«Le chômage partiel est un dispositif ancien, aujourd'hui carburant des entreprises haut-rhinoises». Tenus par Margareth Bosch, directrice départementale du travail (à la DDTEFP), ces propos s'appuient sur des chiffres on ne peut plus explicites. En 2008, plus de 1,6million d'heures de chômage partiel ont été accordées par les services de l'État, soit un volume près de 7 fois supérieur à celui enregistré en 2007 (avec 245.336heures). Ce qui ne veut pas dire que toutes ont été effectivement "consommées", loin de là: 48.466heures ont été utilisées. «Nous avons noté une très forte accélération au cours du dernier trimestre de l'année dernière», précise Margareth Bosch. Et la tendance est loin d'être à l'amélioration: au cours des trois premières semaines de janvier, le niveau accordé atteignait déjà 589.114heures.

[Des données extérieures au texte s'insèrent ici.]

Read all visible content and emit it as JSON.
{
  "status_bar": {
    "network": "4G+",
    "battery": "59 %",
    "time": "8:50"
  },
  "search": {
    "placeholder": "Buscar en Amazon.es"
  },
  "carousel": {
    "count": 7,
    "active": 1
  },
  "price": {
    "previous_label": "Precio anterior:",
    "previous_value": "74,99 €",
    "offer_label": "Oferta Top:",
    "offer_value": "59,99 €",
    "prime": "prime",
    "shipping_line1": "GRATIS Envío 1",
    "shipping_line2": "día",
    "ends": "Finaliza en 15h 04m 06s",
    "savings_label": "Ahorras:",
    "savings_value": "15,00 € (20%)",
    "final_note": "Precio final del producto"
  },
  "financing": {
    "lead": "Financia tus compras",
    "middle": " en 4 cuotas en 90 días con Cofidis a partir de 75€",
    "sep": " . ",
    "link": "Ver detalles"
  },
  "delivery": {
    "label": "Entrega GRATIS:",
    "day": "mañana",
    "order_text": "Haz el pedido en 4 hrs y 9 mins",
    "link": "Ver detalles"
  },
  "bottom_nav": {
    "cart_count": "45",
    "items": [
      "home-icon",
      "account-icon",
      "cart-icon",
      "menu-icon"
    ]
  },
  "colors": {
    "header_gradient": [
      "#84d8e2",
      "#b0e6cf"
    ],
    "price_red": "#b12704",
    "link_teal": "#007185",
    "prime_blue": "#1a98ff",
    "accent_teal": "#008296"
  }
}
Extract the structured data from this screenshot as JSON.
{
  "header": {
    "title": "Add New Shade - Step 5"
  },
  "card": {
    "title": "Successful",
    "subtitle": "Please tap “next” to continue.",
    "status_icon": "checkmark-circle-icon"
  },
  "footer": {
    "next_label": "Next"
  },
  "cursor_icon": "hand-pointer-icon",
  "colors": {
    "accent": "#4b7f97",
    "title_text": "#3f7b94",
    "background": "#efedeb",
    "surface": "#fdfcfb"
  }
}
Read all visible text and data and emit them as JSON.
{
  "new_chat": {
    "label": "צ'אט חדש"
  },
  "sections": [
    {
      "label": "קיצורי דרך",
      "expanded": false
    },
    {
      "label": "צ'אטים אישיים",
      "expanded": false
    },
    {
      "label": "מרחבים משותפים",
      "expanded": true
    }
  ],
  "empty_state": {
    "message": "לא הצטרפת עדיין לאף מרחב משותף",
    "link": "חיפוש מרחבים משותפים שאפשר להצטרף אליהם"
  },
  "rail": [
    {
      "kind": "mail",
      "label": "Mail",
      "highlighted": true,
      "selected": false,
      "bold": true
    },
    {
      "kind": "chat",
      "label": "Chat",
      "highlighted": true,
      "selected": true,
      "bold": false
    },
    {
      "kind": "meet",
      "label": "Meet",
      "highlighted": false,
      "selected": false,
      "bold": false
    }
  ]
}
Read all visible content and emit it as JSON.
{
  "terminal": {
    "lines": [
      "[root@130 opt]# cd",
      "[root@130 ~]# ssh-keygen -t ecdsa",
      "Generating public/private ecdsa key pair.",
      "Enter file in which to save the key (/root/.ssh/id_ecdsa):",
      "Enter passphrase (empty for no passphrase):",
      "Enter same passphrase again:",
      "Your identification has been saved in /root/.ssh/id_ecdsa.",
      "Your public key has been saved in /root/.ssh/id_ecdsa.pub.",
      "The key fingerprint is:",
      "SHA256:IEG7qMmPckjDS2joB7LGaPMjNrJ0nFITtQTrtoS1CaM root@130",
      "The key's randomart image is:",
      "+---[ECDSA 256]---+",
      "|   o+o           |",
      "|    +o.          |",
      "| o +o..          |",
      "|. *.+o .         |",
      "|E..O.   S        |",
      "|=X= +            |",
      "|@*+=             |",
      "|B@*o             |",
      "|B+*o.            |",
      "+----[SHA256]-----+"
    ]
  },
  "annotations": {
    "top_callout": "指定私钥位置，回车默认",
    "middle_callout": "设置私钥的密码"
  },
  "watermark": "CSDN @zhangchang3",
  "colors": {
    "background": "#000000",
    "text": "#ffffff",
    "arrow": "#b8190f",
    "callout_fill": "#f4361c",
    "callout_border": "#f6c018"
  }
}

L'automobile en première ligne
L'an dernier, ce sont ainsi 117 entreprises du département qui ont eu recours au chômage partiel. Pas moins de 35.800 salariés ont été concernés, pour un budget global supérieur à 5millions d'euros. Sans surprise, toujours d'après la DDTEFP, la filière automobile (constructeurs et équipementiers de rangs 1, 2 et 3) est la première consommatrice de chômage partiel avec 75% des demandes. Mécaniquement, c'est donc le bassin d'emploi de Mulhouse qui, avec 66% des volumes d'heures, est le premier concerné. Il est suivi par le bassin de Colmar (16%), de Thann (6%), de Guebwiller (5%) et celui de Ribeauvillé (3%). Les secteurs de l'équipement du foyer et de l'équipement mécanique et électrique sont également touchés, mais arrivent loin derrière l'automobile. Prévu depuis l'accord interprofessionnel du 21février 1968, le chômage partiel peut intervenir en cas de difficulté économique majeure, de difficulté d'approvisionnement en matières premières ou en énergie, de sinistre ou d'intempéries et de transformation, de restructuration ou de modernisation de l'entreprise. «Il nécessite un arrêt de l'activité dans le but de préserver l'emploi», rappelle la directrice, «et toutes les entreprises peuvent y avoir recours». Elle note, à ce titre, que l'on n'a pas assisté «à des plans massifs de licenciements, ni à des fermetures d'usines». L'assouplissement des modalités de recours au chômage partiel permet de passer de 600 à 800, voire 1.000heures par an et par salarié selon les secteurs d'activité (notamment automobile et textile). Il devrait prochainement être accompagné par une hausse de l'allocation de 50 à 60% du salaire brut dans le cadre d'une convention de chômage partiel.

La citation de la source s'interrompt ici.